Did you see the parades and demonstrations a week ago? School kids turned truants and worse; criminals. One kid had the nerve to show up for class with a "T" shirt that stated "Latinos forever" and was promptly expelled. What nerve! Only Americans should live into eternity, anywhere.
Then we saw the unpardonable. People wrapped in the Mexican flag which "unsprung" many "patriotic" observers. Who cares? When lettuce climbs to $2.89 [as in gasoline] I'll wake up.
On Friday, April 7th just after sunrise in Washington a failed "trial" vote was conducted in the Senate as to what they all had agreed to on Thursday; a "comprehensive" [large and understandable] immigration bill. Gee, I thought for so many years we had immigration laws and that all our grandparents followed them to the letter. But they came by ship, learned English, worked and paid taxes and integrated themselves into the American system. [I also thought that Onteora School was the only "democratic" institution that had a trial (budget) vote each May].
Am I for or against? Go figger. After all, some advocates on TV have likened us all to lawbreakers with the charge that we have parked illegally, ran a red light or "jay walked". I remember spitting on the sidewalk once in earlier days [ugh].
A proper solution might be since both political parties are disingenuous [liars where I come from] is to vote for each challanger in Nov. and "dump the incumbant'. I like that; "dump the incumbant". Has a nice ring to it, eh?
Glenn T. Anderson
Olivebridge, NY

Dear Editor,
Want to help keep the Catskills beautiful? Join the Catskill Heritage Alliance for our annual reservoir cleanup dates. It's good work and a good time in a lovely setting. Who says cleanups can't be fun.

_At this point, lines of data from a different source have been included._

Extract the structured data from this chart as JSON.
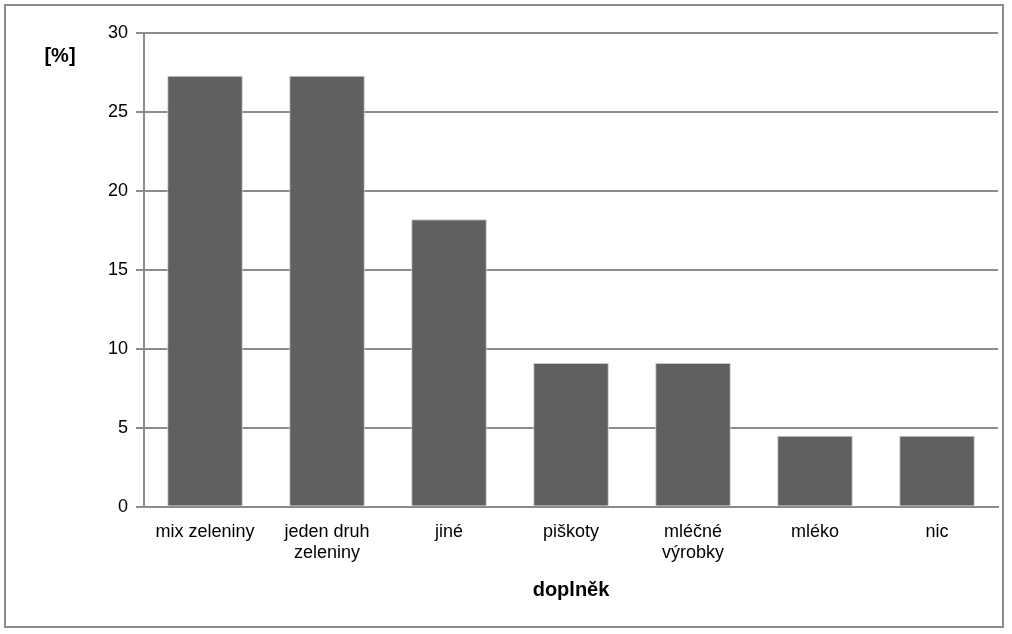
{
  "chart_data": {
    "type": "bar",
    "xlabel": "doplněk",
    "ylabel": "[%]",
    "categories": [
      "mix zeleniny",
      "jeden druh zeleniny",
      "jiné",
      "piškoty",
      "mléčné výrobky",
      "mléko",
      "nic"
    ],
    "values": [
      27.3,
      27.3,
      18.2,
      9.1,
      9.1,
      4.5,
      4.5
    ],
    "color": "#606060",
    "ylim": [
      0,
      30
    ],
    "yticks": [
      0,
      5,
      10,
      15,
      20,
      25,
      30
    ],
    "grid": "y",
    "legend": false
  }
}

On Saturday, May 6, and Saturday, June 3, we will meet at 9 a.m. at the Frying Pan area of the Ashokan Reservoir. On August 26 we will meet at the Pepacton Reservoir. We work about two and a half hours and then spend a bit of time marveling at the incredible piles of trash we collect. Oh, and an occasional treasure such as a beautiful piece of driftwood. After marveling, we typically find a nearby restaurant for a post-cleanup lunch where we can continue the camaraderie and sense of a job well done.
To reach the Frying Pan parking area, take Route 28 to the town of Olive. Turn south onto Reservoir Road at Winchell's Pizza. Drive 1.8 miles to the stop sign and turn left onto Monument Road and go east 0.3 miles. Turn left onto Rte 28 A and go east 0.9 miles. Turn left onto an unsigned road which may be marked "dead end" and go 0.3 miles to the public parking circle. This is the Frying Pan.